Dans ses yeux, il y avait tellement de douleur… mais aussi tellement de culpabilité.

— Tu ne peux pas rester ici seule.

Puis il était parti.

La porte s’était refermée doucement.

Ce petit bruit avait été plus violent que n’importe quelle tempête.

Je suis retournée dans la chambre de Noah. Je me suis assise par terre, près du berceau. J’ai posé mon front contre les barreaux en bois.

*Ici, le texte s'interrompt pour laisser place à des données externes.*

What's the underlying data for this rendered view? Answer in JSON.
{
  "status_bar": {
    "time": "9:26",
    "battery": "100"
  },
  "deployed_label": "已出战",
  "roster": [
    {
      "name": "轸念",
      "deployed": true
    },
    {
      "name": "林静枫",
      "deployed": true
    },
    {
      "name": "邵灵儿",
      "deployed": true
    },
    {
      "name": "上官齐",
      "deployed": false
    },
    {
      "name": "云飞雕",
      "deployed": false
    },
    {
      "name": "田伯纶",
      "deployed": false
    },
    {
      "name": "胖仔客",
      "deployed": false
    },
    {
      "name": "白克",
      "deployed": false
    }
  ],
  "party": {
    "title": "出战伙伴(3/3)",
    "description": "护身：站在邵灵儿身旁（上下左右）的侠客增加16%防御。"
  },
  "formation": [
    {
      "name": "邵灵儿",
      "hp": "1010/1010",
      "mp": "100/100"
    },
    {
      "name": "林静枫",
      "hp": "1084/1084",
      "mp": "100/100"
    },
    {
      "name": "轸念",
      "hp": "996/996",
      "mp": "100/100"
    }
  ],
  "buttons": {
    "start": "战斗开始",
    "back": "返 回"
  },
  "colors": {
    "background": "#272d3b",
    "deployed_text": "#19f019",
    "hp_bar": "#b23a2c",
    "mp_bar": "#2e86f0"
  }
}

— Je suis désolée, mon petit garçon… Ma voix tremblait.

— Je donnerais ma vie pour que tu sois encore avec moi.

Le mobile au-dessus du berceau s’est légèrement mis à bouger sous l’effet de l’air du ventilateur.

Pendant un instant, j’ai cru que mon fils était encore là.

Puis le silence est revenu.

Ce soir-là, j’ai mangé quelques biscuits debout dans la cuisine.

Je n’ai pas allumé la télévision.

Je n’ai pas répondu quand ma mère m’a appelée.

Je ne voulais parler à personne.

En allant vers la chambre, je suis passée devant la porte de Noah sans regarder à l’intérieur.

Je me suis allongée du côté de Thomas.

Mais je n’ai pas pleuré.

Je n’avais plus la force de verser des larmes.